PROJECT SUMMARY Cancer cells are able to adapt to grow uncontrollably and invasively in environments with limited availability of nutrients — most notably, glucose and oxygen. Indeed, the aggressive migration and invasion of high- grade gliomas, including glioblastoma multiforme (GBM), into healthy brain tissue are major factors contributing to the therapy resistance and poor prognosis of this malignancy. While many cancer cells preferentially utilize glycolysis to support growth, GBM cells have been shown to rely on both glycolysis and mitochondrial metabolism for glucose energy utilization. Mitochondrial dynamics, or the balance between mitochondrial fission and fusion, is a central mechanism for bioenergetic adaptations to cellular stresses such as nutrient deprvation. Therefore, targeting de-regulated mitochondrial function is a highly attractive therapeutic strategy for GBM. Recent findings have established key roles for NF-κB-inducing kinase (NIK/MAP3K14) in regulating mitochondrial dynamics and subcellular trafficking to promote the invasiveness and pathogenesis of GBM cells. Moreover, preliminary data demonstrate that mitochondrial NIK enhances the resistance of GBM cells to nutrient/glucose starvation through regulation of mitochondrial metabolism. Moreover, the mitochondrial actions of NIK are independent of its regulation of NF-κB activity. However, the molecular mechanisms by which NIK coordinates regulation of mitochondrial function and metabolic reprogramming in GBM cells are currently not known. This proposal tests the hypothesis that NIK is induced by, and is an important regulator of, mitochondrial dynamics, cancer cell metabolism and infiltrative growth in response to nutrient deprivation. The goals of the proposal are to functionally define NIK-dependent regulatory networks and metabolic pathways that regulate cancer cell mitochondrial functions and test the whether NIK inhibition will sensitize GBM cells to nutrient starvation and attenuate tumor cell survival and pathogenesis. This proposal is anticipated to have an important positive impact because understanding the molecular basis of NIK mitochondrial functions is likely to generate strong justification for the development of novel, mechanism-based therapies for GBM that target mitochondrial dysfunction, invasion, and de-regulated metabolism through NIK inhibition with the ultimate goal of improving patient survival. !

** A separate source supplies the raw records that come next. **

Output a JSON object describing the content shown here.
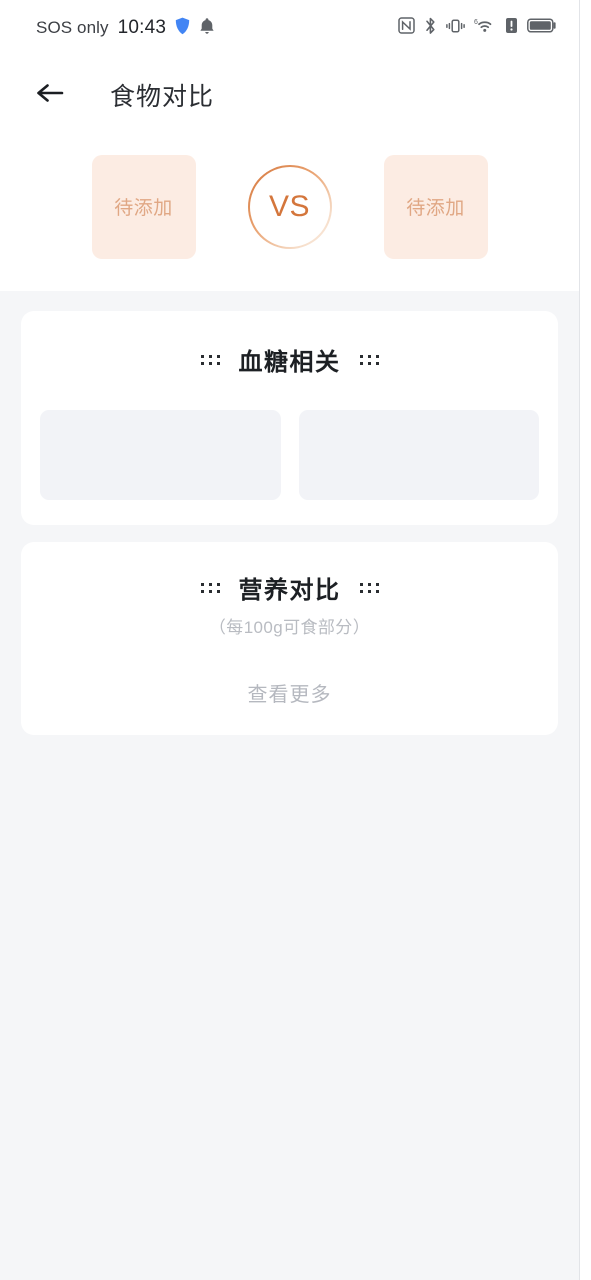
{
  "statusbar": {
    "carrier": "SOS only",
    "clock": "10:43",
    "icons_left": [
      "shield-icon",
      "bell-icon"
    ],
    "icons_right": [
      "nfc-icon",
      "bluetooth-icon",
      "vibrate-icon",
      "wifi6-icon",
      "alert-icon",
      "battery-icon"
    ],
    "shield_color": "#4285f4",
    "icon_color": "#5f6368"
  },
  "appbar": {
    "back_icon": "arrow-left-icon",
    "title": "食物对比"
  },
  "hero": {
    "left_slot_label": "待添加",
    "right_slot_label": "待添加",
    "vs_label": "VS",
    "slot_bg": "#fcece3",
    "slot_text_color": "#e0a784",
    "vs_color": "#d4763c"
  },
  "cards": [
    {
      "id": "bloodsugar",
      "title": "血糖相关",
      "subtitle": "",
      "ornament": "dots-ornament",
      "placeholders": 2
    },
    {
      "id": "nutrition",
      "title": "营养对比",
      "subtitle": "（每100g可食部分）",
      "ornament": "dots-ornament",
      "more_label": "查看更多"
    }
  ],
  "colors": {
    "page_bg": "#f5f6f8",
    "card_bg": "#ffffff",
    "placeholder_bg": "#f2f3f7",
    "title_color": "#1d2024",
    "muted_color": "#b9bcc2"
  }
}
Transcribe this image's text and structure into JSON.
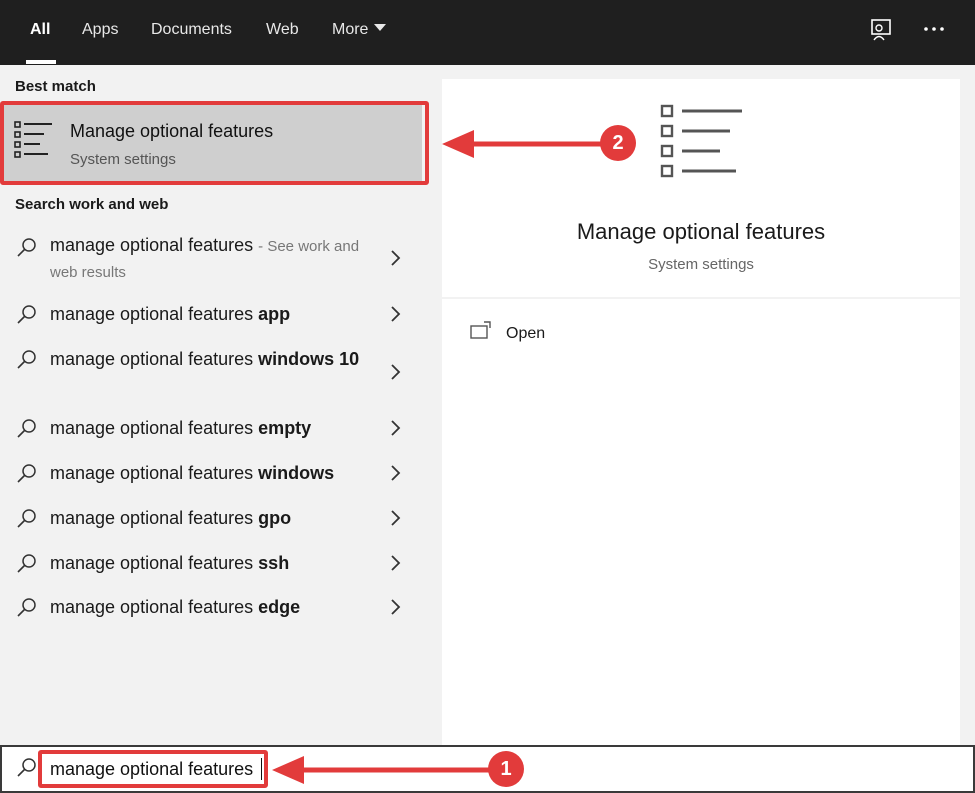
{
  "nav": {
    "tabs": [
      {
        "label": "All",
        "active": true
      },
      {
        "label": "Apps"
      },
      {
        "label": "Documents"
      },
      {
        "label": "Web"
      },
      {
        "label": "More"
      }
    ]
  },
  "left": {
    "best_match_heading": "Best match",
    "best_match": {
      "title": "Manage optional features",
      "subtitle": "System settings",
      "icon": "list-icon"
    },
    "search_heading": "Search work and web",
    "results": [
      {
        "query": "manage optional features",
        "suffix": "",
        "hint": "- See work and web results"
      },
      {
        "query": "manage optional features",
        "suffix": "app"
      },
      {
        "query": "manage optional features",
        "suffix": "windows 10"
      },
      {
        "query": "manage optional features",
        "suffix": "empty"
      },
      {
        "query": "manage optional features",
        "suffix": "windows"
      },
      {
        "query": "manage optional features",
        "suffix": "gpo"
      },
      {
        "query": "manage optional features",
        "suffix": "ssh"
      },
      {
        "query": "manage optional features",
        "suffix": "edge"
      }
    ]
  },
  "right": {
    "app_title": "Manage optional features",
    "app_subtitle": "System settings",
    "actions": [
      {
        "label": "Open",
        "icon": "open-window-icon"
      }
    ]
  },
  "search": {
    "value": "manage optional features"
  },
  "annotations": {
    "badge1": "1",
    "badge2": "2",
    "color": "#e23b3b"
  }
}
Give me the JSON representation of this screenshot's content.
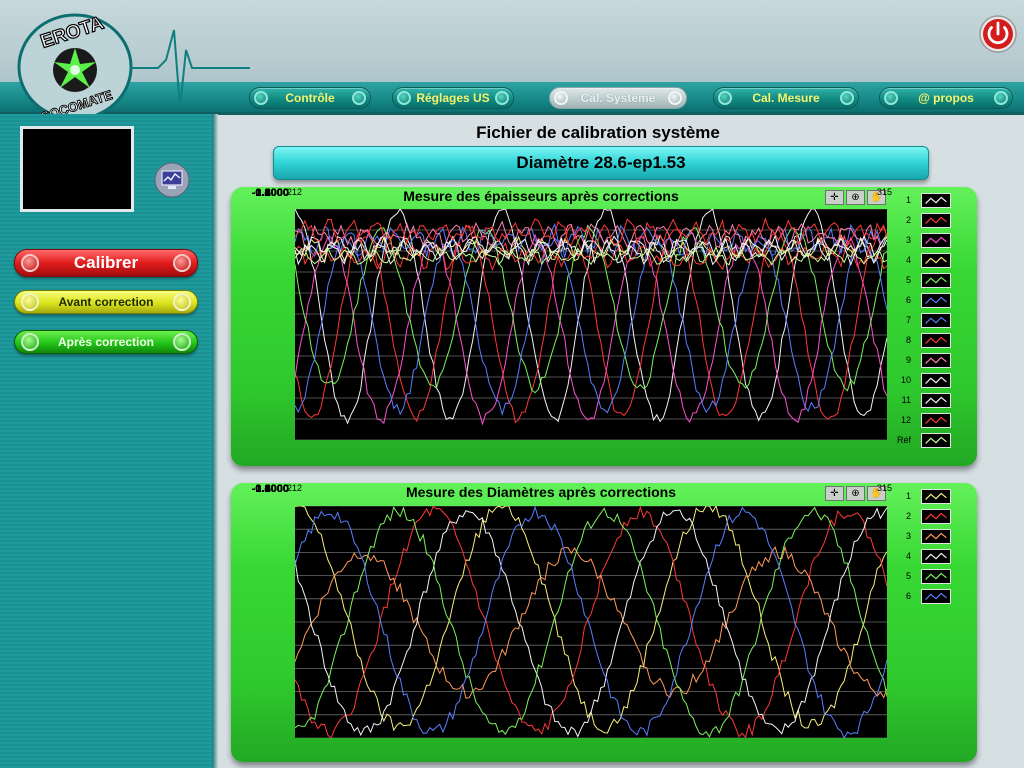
{
  "app": {
    "logo_text_top": "EROTA",
    "logo_text_bottom": "SOCOMATE"
  },
  "tabs": [
    {
      "label": "Contrôle",
      "active": false
    },
    {
      "label": "Réglages US",
      "active": false
    },
    {
      "label": "Cal. Système",
      "active": true
    },
    {
      "label": "Cal. Mesure",
      "active": false
    },
    {
      "label": "@ propos",
      "active": false
    }
  ],
  "sidebar": {
    "calibrer_label": "Calibrer",
    "avant_label": "Avant correction",
    "apres_label": "Après correction"
  },
  "main": {
    "title": "Fichier de calibration système",
    "subtitle": "Diamètre 28.6-ep1.53"
  },
  "colors": {
    "white": "#f4f4f4",
    "red": "#ff3838",
    "magenta": "#ff4fd0",
    "yellow": "#f8f07a",
    "green": "#7cf25c",
    "blue": "#5a7dff",
    "light_green": "#c8ff9a",
    "pink": "#ff80b0",
    "orange": "#ff9a5a"
  },
  "chart_data": [
    {
      "type": "line",
      "title": "Mesure des épaisseurs après corrections",
      "ylim": [
        -1.2,
        1.0
      ],
      "yticks": [
        "1.0000",
        "0.8000",
        "0.6000",
        "0.4000",
        "0.2000",
        "0.0000",
        "-0.2000",
        "-0.4000",
        "-0.6000",
        "-0.8000",
        "-1.0000",
        "-1.2000"
      ],
      "xlim": [
        212,
        315
      ],
      "xticks": [
        "212",
        "315"
      ],
      "grid": true,
      "legend": [
        "1",
        "2",
        "3",
        "4",
        "5",
        "6",
        "7",
        "8",
        "9",
        "10",
        "11",
        "12",
        "Réf"
      ],
      "series": [
        {
          "name": "1",
          "color": "#f4f4f4",
          "kind": "wave",
          "mid": 0.0,
          "amp": 1.0,
          "period": 18,
          "phase": 0
        },
        {
          "name": "2",
          "color": "#ff3838",
          "kind": "wave",
          "mid": -0.1,
          "amp": 0.9,
          "period": 18,
          "phase": 6
        },
        {
          "name": "3",
          "color": "#ff4fd0",
          "kind": "wave",
          "mid": -0.15,
          "amp": 0.85,
          "period": 18,
          "phase": 12
        },
        {
          "name": "4",
          "color": "#f8f07a",
          "kind": "band",
          "mid": 0.62,
          "amp": 0.12
        },
        {
          "name": "5",
          "color": "#7cf25c",
          "kind": "wave",
          "mid": 0.05,
          "amp": 0.75,
          "period": 18,
          "phase": 3
        },
        {
          "name": "6",
          "color": "#5a7dff",
          "kind": "wave",
          "mid": -0.1,
          "amp": 0.8,
          "period": 18,
          "phase": 9
        },
        {
          "name": "7",
          "color": "#5a7dff",
          "kind": "band",
          "mid": 0.7,
          "amp": 0.15
        },
        {
          "name": "8",
          "color": "#ff3838",
          "kind": "band",
          "mid": 0.55,
          "amp": 0.12
        },
        {
          "name": "9",
          "color": "#ff80b0",
          "kind": "band",
          "mid": 0.75,
          "amp": 0.12
        },
        {
          "name": "10",
          "color": "#f4f4f4",
          "kind": "band",
          "mid": 0.65,
          "amp": 0.1
        },
        {
          "name": "11",
          "color": "#f4f4f4",
          "kind": "band",
          "mid": 0.6,
          "amp": 0.12
        },
        {
          "name": "12",
          "color": "#ff3838",
          "kind": "band",
          "mid": 0.78,
          "amp": 0.12
        },
        {
          "name": "Réf",
          "color": "#c8ff9a",
          "kind": "band",
          "mid": 0.55,
          "amp": 0.08
        }
      ]
    },
    {
      "type": "line",
      "title": "Mesure des Diamètres après corrections",
      "ylim": [
        -1.0,
        1.0
      ],
      "yticks": [
        "1.0000",
        "0.8000",
        "0.6000",
        "0.4000",
        "0.2000",
        "0.0000",
        "-0.2000",
        "-0.4000",
        "-0.6000",
        "-0.8000",
        "-1.0000"
      ],
      "xlim": [
        212,
        315
      ],
      "xticks": [
        "212",
        "315"
      ],
      "grid": true,
      "legend": [
        "1",
        "2",
        "3",
        "4",
        "5",
        "6"
      ],
      "series": [
        {
          "name": "1",
          "color": "#f8f07a",
          "kind": "wave",
          "mid": 0.05,
          "amp": 0.95,
          "period": 36,
          "phase": 0
        },
        {
          "name": "2",
          "color": "#ff3838",
          "kind": "wave",
          "mid": 0.0,
          "amp": 0.95,
          "period": 36,
          "phase": 12
        },
        {
          "name": "3",
          "color": "#ff9a5a",
          "kind": "wave",
          "mid": 0.0,
          "amp": 0.6,
          "period": 36,
          "phase": 24
        },
        {
          "name": "4",
          "color": "#f4f4f4",
          "kind": "wave",
          "mid": 0.0,
          "amp": 0.95,
          "period": 36,
          "phase": 6
        },
        {
          "name": "5",
          "color": "#7cf25c",
          "kind": "wave",
          "mid": 0.0,
          "amp": 0.95,
          "period": 36,
          "phase": 18
        },
        {
          "name": "6",
          "color": "#5a7dff",
          "kind": "wave",
          "mid": 0.0,
          "amp": 0.95,
          "period": 36,
          "phase": 30
        }
      ]
    }
  ]
}
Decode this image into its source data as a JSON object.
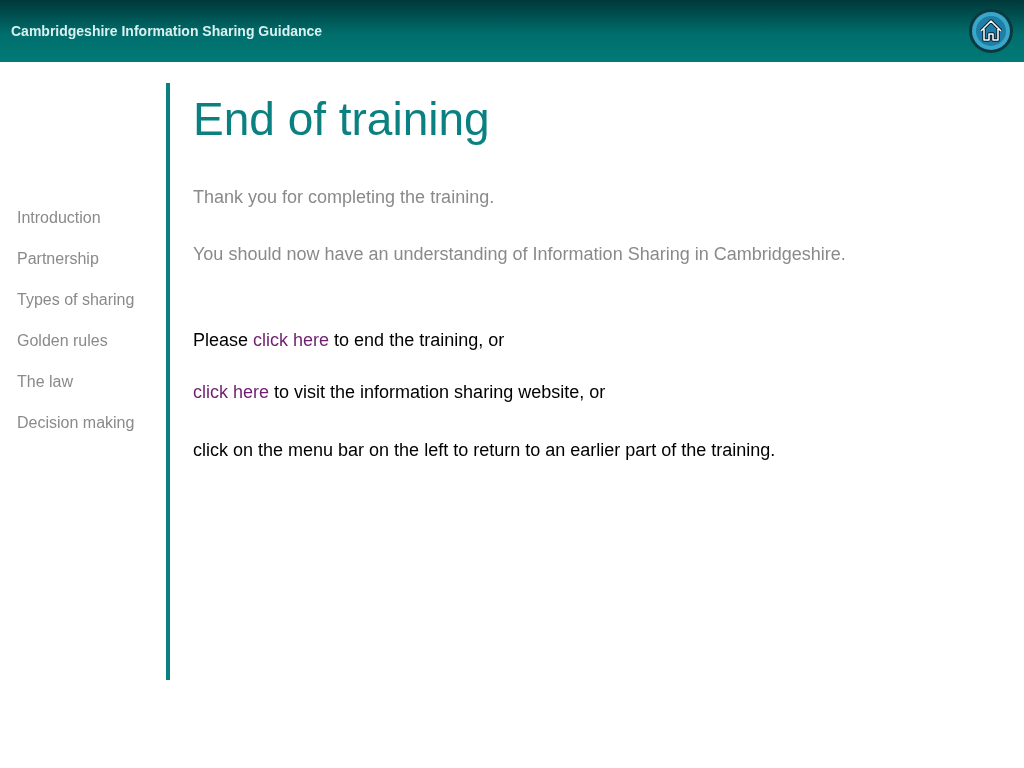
{
  "header": {
    "title": "Cambridgeshire Information Sharing Guidance"
  },
  "sidebar": {
    "items": [
      "Introduction",
      "Partnership",
      "Types of sharing",
      "Golden rules",
      "The law",
      "Decision making"
    ]
  },
  "content": {
    "title": "End of training",
    "intro": [
      "Thank you for completing the training.",
      "You should now have an understanding of Information Sharing in Cambridgeshire."
    ],
    "options": [
      {
        "before": "Please ",
        "link": "click here",
        "after": " to end the training, or"
      },
      {
        "link": "click here",
        "after": " to visit the information sharing website, or"
      },
      {
        "after": "click on the menu bar on the left to return to an earlier part of the training."
      }
    ]
  }
}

项目摘要癌细胞能够在有限的环境中无法控制地和侵入性地生长营养 - 最值得注意的是葡萄糖和氧气。确实，侵略性迁移和入侵高级别的神经胶质瘤，包括多形胶质母细胞瘤（GBM），进入健康的脑组织是主要因素促进这种恶性肿瘤的耐药性和预后不良。而许多癌细胞优先利用糖酵解来支持生长，GBM细胞已显示出依赖于糖酵解和线粒体代谢用于葡萄糖能利用。线粒体动力或之间的平衡线粒体裂变和融合是生物能适应细胞应激的中心机制例如营养剥夺。因此，靶向脱节的线粒体功能是一种极具吸引力的 GBM的治疗策略。最近的发现已经确立了NF-κB诱导激酶的关键作用（NIK/MAP3K14）在控制线粒体动力学和亚细胞运输方面以促进 GBM细胞的侵入性和发病机理。此外，初步数据证明了线粒体 NIK通过调节线粒体增强了GBM细胞对营养/葡萄糖饥饿的耐药性代谢。此外，NIK的线粒体作用与其对NF-κB活性的调节无关。但是，NIK坐在线粒体功能和 GBM细胞中的代谢重编程目前尚不清楚。该提案检验了尼克的假设是由线粒体动力学，癌细胞代谢和侵入营养剥夺的渗透生长。该提案的目标是在功能上定义依赖NIK的调节网络和代谢途径，可调节癌细胞线粒体功能并测试NIK抑制是否会感知GBM细胞对营养饥饿并减弱肿瘤细胞的存活和发病机理。预计该建议将产生重要的积极影响因为了解NIK线粒体功能的分子基础可能会产生强大开发针对线粒体的GBM的新型，基于机制的疗法的理由通过NIK抑制，功能障碍，侵袭和脱离调节的新陈代谢，最终目标是改善患者的生存。呢

项目成果

期刊论文数量（10）

专著数量（0）

科研奖励数量（0）

会议论文数量（0）

专利数量（0）

Transcriptional induction of NF-κB-inducing kinase by E2F4/5 facilitates collective invasion of GBM cells.

DOI：
10.1038/s41598-023-38996-9
发表时间：
2023-08-11
期刊：
SCIENTIFIC REPORTS
影响因子：
4.6
作者：
Pflug, Kathryn M.;Lee, Dong W.;McFadden, Kassandra;Herrera, Linda;Sitcheran, Raquel
通讯作者：
Sitcheran, Raquel

Targeting NF-κB-Inducing Kinase (NIK) in Immunity, Inflammation, and Cancer.